Although librarians and archivists have long worked together to preserve physical content, one entirely new challenge is the preservation of digital information published on web sites. Printed materials, particularly those published on acid free paper, can be remarkably resilient for centuries. A web site, on the other hand, can go online today and disappear tomorrow. The reasons for this are numerous — for example, the web manager pay simply stop paying the hosting fee, or maybe they maintain the fee but most of the links on their site become unavailable, or “break” over time. The reasons for such “link rot” are vast, and causes our collective digital record to be incomplete.
Built by the librarians of Harvard Library’s Innovation Lab, Perma.cc is a scalable and flexible solution to the challenge of link rot. This tool creates a permanent link to an archived version of a web page, so that it is always available even if the original web host disappears. In addition, the Internet Archive offers a similar service with its Wayback Machine, which regularly crawls the web and its cached versions of web pages to enable indefinite access to and searching of these resources. While perma.cc and the Wayback Machine are currently in full effect, the long-term solution to link rot may involve the development of code that is automatically embedded into every new web page as a means of long-term preservation. In the meantime, these services perform an essential function of archiving the web.
A challenge related to link rot is that of preserving digital data sets. Before scientists can write papers that describe the results of their research, they must produce the experimental data that leads them to their conclusions. This could be any type of data — earth science models that show how global warming affects the earth’s temperature; oceanographic data that tracks changes in biodiversity in our oceans; or test tube data that shows the effect of different reagents on chemical processes. For the most part, such records are kept on scientist’s hard drives or are served up on rickety web sites. Loss of access to these raw materials would directly harm future research efforts. This is where organizations like Data Refuge, which has librarians among its senior leaders, enter the picture. With a focus on federal climate and environmental research, Data Refuge provides tools and guidance that enable this data to be made available permanently. This is a particularly urgent concern now, given that many of our current political leaders deny the reality of human-caused climate change. Once again, librarianship is explicitly and unabashedly political.

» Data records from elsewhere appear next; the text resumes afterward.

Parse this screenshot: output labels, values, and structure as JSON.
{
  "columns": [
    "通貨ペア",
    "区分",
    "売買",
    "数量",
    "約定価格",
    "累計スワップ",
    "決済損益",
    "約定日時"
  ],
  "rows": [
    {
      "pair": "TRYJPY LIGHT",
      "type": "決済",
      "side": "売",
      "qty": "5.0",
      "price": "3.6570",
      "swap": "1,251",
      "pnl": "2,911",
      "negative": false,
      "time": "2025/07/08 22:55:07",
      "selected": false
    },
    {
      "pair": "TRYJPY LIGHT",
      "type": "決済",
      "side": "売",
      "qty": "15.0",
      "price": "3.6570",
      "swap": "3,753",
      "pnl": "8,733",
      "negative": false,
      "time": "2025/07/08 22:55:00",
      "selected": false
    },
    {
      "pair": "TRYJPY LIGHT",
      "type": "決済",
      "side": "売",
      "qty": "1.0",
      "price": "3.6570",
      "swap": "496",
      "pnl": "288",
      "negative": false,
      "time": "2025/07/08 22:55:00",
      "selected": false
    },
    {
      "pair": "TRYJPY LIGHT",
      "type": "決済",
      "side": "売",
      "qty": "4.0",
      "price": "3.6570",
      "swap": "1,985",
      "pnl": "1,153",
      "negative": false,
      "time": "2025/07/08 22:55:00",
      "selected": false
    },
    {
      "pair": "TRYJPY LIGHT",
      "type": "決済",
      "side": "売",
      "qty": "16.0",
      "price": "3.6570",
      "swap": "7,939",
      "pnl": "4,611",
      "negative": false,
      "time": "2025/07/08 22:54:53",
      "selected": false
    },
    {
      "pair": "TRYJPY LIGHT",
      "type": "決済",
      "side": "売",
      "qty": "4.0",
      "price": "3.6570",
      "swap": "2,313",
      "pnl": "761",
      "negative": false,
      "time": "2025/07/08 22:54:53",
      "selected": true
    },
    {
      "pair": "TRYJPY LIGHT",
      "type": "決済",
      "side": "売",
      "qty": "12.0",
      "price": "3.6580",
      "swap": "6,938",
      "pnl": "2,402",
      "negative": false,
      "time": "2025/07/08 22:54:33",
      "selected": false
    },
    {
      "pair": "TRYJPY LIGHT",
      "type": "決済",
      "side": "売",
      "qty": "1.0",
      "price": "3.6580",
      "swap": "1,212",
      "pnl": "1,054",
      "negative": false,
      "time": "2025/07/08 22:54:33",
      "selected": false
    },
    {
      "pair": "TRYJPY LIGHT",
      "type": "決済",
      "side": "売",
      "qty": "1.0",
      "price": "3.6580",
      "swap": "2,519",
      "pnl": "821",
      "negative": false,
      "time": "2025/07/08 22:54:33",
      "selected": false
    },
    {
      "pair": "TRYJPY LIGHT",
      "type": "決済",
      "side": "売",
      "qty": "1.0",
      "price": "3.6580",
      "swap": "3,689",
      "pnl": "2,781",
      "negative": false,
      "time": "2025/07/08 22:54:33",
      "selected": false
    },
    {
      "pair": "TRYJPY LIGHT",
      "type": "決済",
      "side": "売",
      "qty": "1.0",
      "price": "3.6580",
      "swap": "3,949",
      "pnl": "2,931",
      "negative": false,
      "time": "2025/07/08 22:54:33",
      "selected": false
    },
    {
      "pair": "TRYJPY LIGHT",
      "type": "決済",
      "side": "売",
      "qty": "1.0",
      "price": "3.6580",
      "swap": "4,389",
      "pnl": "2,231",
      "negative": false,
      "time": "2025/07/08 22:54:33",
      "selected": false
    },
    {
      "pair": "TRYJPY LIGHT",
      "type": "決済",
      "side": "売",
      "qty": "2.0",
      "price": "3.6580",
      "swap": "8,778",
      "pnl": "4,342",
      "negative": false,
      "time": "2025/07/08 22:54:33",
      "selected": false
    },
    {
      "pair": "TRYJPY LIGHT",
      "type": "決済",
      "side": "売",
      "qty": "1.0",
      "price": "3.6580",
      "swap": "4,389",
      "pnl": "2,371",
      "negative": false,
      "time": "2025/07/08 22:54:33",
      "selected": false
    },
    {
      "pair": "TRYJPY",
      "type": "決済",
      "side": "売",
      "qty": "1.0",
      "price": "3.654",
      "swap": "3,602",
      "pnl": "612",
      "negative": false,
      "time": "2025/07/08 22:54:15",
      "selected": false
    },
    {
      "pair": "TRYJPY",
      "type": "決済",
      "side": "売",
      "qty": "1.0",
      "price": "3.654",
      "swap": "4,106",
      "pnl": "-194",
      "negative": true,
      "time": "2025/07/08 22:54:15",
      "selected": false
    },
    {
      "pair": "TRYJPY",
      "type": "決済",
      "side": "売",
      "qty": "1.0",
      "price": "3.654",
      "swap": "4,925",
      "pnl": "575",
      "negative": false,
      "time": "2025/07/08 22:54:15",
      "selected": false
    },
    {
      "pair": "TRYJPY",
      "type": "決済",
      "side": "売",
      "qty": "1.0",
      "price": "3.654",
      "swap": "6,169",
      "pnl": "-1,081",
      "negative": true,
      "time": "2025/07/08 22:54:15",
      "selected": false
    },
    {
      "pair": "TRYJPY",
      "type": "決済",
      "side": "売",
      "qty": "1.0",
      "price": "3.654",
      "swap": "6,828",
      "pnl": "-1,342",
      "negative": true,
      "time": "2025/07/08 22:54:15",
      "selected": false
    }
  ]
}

As our culture evolves, librarianship is also evolving. Much of the technical expertise required to facilitate web archiving and data preservation lies in the field of computer science. In fact, some librarians are also computer scientists. There’s even a code4lib community of librarians who code. For the most part, though, computer science and librarianship are two distinct fields with many intersecting concerns. Hopefully, the librarian coder will become a much more common sight in future decades. Whether or not this occurs, the essential values of librarianship — maximizing access to quality information, facilitating critical thinking, and ensuring preservation of information regardless of format — are certain to endure. Taken collectively, these values represent the librarian’s hard fought efforts to create a brighter, more thoughtful, and manageable digital culture.